"Impaginazione e analisi dei Quaderni" in Belfagor, XLVIII, iii (31 maggio 1993), pp. 345-352 "Sulla 'classicità' di Gramsci" in Bollettino Filosofico (Dipartimento di Filosofia dell'Università della Calabria), 10 (1993), pp. 181-194
Two essays on Gramsci in Rethinking MARXISM
In the last issue of the IGS Newsletter we published an article ("Gramsci in Rethinking Marxism") in which Jonathan Diskin surveyed and discussed the essays on Gramsci that have been published in that journal. Since that article was written, two more essays on Gramsci have appeared in Rethinking Marxism:
Daniel O'Connell: "Bloom and Babbit: A Gramscian View" in vol. 6, no. 1 (Spring 1993), pp. 96-103
Steven R. Mansfield: "Gramsci and the Dialectic: Resisting 'Encrocement'" in vol. 6, no. 2 (Summer 1993), pp. 81-103
A Note on Edward W. Said's Culture and Imperialism
Edward W. Said's latest work, Culture and Imperialism (New York: Knopf, 1993) is indebted to Gramsci in several respects, even if less obviously than The World, the Text and the Critic (Cambridge, Mass.: Harvard Univ. Press, 1983).

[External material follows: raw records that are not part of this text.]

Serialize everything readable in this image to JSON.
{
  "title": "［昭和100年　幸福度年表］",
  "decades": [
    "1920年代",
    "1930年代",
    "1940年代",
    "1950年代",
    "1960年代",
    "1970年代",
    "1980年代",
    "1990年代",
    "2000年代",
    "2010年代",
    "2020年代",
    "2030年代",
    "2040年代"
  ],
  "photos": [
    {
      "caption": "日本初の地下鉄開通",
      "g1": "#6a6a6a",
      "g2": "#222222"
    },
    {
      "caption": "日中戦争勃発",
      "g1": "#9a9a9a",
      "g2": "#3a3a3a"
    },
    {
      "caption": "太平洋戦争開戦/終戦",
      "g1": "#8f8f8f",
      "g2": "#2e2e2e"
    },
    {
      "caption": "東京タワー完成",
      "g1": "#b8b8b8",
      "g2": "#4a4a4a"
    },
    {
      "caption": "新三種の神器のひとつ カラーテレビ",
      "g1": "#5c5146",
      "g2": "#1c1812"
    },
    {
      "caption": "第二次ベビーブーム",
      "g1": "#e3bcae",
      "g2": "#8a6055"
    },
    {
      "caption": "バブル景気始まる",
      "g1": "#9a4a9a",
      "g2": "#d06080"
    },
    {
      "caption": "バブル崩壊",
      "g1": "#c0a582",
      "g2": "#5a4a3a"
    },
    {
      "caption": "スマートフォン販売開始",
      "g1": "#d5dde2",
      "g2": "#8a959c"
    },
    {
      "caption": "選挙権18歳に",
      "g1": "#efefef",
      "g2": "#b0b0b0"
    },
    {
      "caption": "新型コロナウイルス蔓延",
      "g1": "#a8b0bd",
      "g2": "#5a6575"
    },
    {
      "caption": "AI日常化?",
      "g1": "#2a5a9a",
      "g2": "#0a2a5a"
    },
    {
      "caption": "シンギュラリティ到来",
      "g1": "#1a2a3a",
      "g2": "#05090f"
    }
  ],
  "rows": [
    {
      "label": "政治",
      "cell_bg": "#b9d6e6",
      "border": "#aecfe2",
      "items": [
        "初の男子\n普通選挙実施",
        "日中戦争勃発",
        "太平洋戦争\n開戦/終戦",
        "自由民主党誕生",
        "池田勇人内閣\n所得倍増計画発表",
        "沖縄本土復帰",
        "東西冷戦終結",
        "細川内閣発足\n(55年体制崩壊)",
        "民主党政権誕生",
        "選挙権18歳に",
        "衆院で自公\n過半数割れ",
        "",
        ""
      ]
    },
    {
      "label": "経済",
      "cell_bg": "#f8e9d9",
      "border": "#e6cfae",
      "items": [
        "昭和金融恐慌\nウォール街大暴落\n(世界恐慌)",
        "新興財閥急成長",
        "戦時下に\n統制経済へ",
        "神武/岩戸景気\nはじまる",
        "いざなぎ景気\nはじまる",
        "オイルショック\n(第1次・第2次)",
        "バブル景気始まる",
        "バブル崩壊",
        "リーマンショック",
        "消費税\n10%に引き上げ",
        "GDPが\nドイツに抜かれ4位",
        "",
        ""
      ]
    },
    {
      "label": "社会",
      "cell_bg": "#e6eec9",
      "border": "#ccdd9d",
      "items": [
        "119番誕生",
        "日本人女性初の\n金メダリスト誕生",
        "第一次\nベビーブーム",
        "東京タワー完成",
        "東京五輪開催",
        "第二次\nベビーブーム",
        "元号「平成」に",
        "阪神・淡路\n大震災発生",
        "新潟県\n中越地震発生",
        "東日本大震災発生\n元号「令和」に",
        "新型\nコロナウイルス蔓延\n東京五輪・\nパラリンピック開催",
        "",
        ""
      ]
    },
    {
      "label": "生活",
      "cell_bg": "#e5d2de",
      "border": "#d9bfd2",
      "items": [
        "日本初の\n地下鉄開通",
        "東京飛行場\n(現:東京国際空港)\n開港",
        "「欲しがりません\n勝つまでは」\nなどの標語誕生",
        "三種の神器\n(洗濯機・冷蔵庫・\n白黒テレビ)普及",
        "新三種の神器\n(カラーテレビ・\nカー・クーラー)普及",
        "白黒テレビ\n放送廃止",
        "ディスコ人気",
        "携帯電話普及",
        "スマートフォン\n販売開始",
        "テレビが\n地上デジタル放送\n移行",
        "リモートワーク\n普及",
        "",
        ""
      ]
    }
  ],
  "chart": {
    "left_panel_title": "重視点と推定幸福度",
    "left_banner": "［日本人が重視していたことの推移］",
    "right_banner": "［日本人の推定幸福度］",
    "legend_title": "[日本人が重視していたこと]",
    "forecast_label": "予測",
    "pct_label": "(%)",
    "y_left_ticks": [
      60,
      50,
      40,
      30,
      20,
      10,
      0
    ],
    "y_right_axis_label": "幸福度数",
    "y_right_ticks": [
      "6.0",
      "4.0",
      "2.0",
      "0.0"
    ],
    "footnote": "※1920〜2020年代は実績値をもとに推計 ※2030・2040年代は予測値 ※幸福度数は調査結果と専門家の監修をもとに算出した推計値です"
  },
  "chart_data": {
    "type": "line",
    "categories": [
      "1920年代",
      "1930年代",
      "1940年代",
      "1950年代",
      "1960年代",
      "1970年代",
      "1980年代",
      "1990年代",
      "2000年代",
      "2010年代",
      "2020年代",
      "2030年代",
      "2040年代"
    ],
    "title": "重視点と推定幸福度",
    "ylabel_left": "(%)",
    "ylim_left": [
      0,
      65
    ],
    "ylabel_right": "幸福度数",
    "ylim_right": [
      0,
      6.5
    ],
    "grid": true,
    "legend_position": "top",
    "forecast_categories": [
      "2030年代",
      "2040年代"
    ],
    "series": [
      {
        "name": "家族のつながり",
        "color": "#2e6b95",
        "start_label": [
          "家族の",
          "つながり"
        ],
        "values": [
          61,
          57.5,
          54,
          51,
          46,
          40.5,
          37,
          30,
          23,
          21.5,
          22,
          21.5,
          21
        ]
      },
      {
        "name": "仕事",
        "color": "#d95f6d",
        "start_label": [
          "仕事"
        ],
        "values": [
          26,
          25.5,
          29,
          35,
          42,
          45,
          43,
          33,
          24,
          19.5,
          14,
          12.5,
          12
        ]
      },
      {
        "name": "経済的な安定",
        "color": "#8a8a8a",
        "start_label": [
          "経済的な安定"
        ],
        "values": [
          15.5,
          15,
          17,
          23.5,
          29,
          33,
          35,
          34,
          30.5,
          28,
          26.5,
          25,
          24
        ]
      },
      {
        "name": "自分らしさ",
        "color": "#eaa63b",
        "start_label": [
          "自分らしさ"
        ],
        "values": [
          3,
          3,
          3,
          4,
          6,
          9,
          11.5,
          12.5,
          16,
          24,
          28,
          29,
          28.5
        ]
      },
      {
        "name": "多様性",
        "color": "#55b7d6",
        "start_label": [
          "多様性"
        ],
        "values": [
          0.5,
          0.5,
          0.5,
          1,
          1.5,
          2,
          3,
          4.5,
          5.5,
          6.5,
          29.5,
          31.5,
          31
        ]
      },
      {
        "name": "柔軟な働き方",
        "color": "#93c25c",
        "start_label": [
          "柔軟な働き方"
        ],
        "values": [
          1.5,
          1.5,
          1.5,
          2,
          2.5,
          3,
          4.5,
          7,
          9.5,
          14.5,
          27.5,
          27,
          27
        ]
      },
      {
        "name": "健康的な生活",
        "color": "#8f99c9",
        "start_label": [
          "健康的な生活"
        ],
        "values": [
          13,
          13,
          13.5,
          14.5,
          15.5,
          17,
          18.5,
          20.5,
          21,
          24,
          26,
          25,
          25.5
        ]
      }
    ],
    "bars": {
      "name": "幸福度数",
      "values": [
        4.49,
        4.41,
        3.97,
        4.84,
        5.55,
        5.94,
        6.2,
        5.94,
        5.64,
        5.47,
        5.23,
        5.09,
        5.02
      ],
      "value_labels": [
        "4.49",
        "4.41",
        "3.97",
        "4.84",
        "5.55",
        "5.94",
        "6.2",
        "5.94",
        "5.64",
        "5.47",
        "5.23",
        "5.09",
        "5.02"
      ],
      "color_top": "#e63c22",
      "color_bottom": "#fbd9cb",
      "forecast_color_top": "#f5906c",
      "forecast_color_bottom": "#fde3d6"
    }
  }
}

Gramsci unfinished essay on the southern question is one of Said's points of reference as a work that sets the stage for the critical attention given in the Prison Notebooks to the "territorial, spatial and geographical foundations of life." Said's analyses of a wide range of literary texts, which he uses as sources for understanding the dynamics of politics and culture in their connections with the whole imperialist enterprise, can be read as fulfillments of the historical materialist premises outlined in fragmentary form in both the Prison Notebooks and the Letters From Prison.
Unlike Gramsci, Said does not adhere explicitly to Marxism, nor does he identify himself with any one political current of movement. Nevertheless, underlying his work is a set of theoretical principles and practical stances that are certainly in harmony with a Gramscian world view. Certain tensions in Said's relationship to Marxism have been noted by the Indian Marxist Aijaz Ahmad, who argues in his book In Theory (New York & London: Verso, 1992) that Said has not really assimilated the materialist and revolutionary principles undergirding Gramsci's work. Ahmad frames his critique of Said within the boundaries of a rather strict interpretation of Marxism in his commitment to socialism as the foundation on which to build a genuinely oppositional culture. He is skeptical of Said's foregrounding of anti-imperialism and the principle of "liberatory" politics that avoids explicitly socialist partisanship.
What is of interest to readers of this Newsletter is that Gramsci continues to occupy an important place in the cultural, political and ideological debates of the "post-communist" era. His ideas and methodological innovations continue to provide such thinkers as Said, Ahmad, and Cornel West with insights into the natuire of contemporary reality, despite the recent defeats suffered by the countries of existing socialism.